作り手は自分の作品をどのように展開させるか、誰を殺そうが生かそうが自由で采配ひとつでそれを簡単に行うことができる。だけど本当に大切な人が死んでしまったらどうだろう。リアルに衝撃と悲しみが目の前に突きつけられる。脳内物語も最後の方に母を助けようとして息子が作品の世界に入っていってしまうが、その時点ではもはや展開は作り手のコントロール外。最後にレオノールが選んだのは自らが死んで解決すること。ある意味責任を負っているともいえるけれども、1時間半スクリーンで観てきた優しい人が自己犠牲でいなくなっていくのがすごく切なかった。虚構と現実は実は表裏一体で、だからこそ作る人は誠実でなくてはいけないと言っているように思えた。
さらに作り手のメタ視点でこの物語の締めはどうしたらよいんだろう?と悩む過程をちゃんと見せてくれるところも良かった。結果はちょっと笑っちゃったけど、物語だからハッピーな歌と踊りでOKだよね。
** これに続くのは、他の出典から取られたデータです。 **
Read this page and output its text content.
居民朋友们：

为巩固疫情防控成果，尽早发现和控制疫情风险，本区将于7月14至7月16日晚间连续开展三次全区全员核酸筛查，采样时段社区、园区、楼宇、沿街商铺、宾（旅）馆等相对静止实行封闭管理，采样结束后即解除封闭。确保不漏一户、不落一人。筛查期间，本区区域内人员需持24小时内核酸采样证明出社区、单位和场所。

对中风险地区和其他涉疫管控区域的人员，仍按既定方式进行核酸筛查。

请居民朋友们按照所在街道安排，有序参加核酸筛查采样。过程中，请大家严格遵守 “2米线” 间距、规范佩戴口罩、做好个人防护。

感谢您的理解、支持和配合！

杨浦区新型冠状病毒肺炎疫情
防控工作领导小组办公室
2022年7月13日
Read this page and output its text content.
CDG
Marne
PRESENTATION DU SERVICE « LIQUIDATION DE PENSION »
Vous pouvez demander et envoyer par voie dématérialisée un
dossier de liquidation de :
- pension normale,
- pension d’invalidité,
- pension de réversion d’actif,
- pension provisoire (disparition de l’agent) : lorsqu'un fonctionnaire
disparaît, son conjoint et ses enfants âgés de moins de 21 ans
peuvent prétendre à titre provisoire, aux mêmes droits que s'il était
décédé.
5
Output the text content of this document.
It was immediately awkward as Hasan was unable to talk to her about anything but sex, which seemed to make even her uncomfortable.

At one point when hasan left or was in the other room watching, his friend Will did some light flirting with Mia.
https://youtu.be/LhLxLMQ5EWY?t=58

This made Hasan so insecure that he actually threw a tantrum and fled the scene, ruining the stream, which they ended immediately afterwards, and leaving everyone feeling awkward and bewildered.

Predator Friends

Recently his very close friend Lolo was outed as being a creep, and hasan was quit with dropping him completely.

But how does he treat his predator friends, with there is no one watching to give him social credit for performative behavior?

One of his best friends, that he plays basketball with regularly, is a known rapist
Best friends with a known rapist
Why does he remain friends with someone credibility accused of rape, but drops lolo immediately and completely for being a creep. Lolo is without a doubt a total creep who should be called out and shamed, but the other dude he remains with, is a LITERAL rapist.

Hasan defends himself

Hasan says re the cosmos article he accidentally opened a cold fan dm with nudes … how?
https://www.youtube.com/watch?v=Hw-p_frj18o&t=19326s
レオノール演じる女優さんの醸し出す雰囲気がすごく温かい。脳内で制作するVHS画質のアクション映画のB級感も懐かしく、物語が先へ進まない時に主役が踊りだしてしまうのには可笑しくてかわいくて笑った。それとフィリピンでは女性のディレクターって珍しくないのかな?テレビ局の人もそうだった。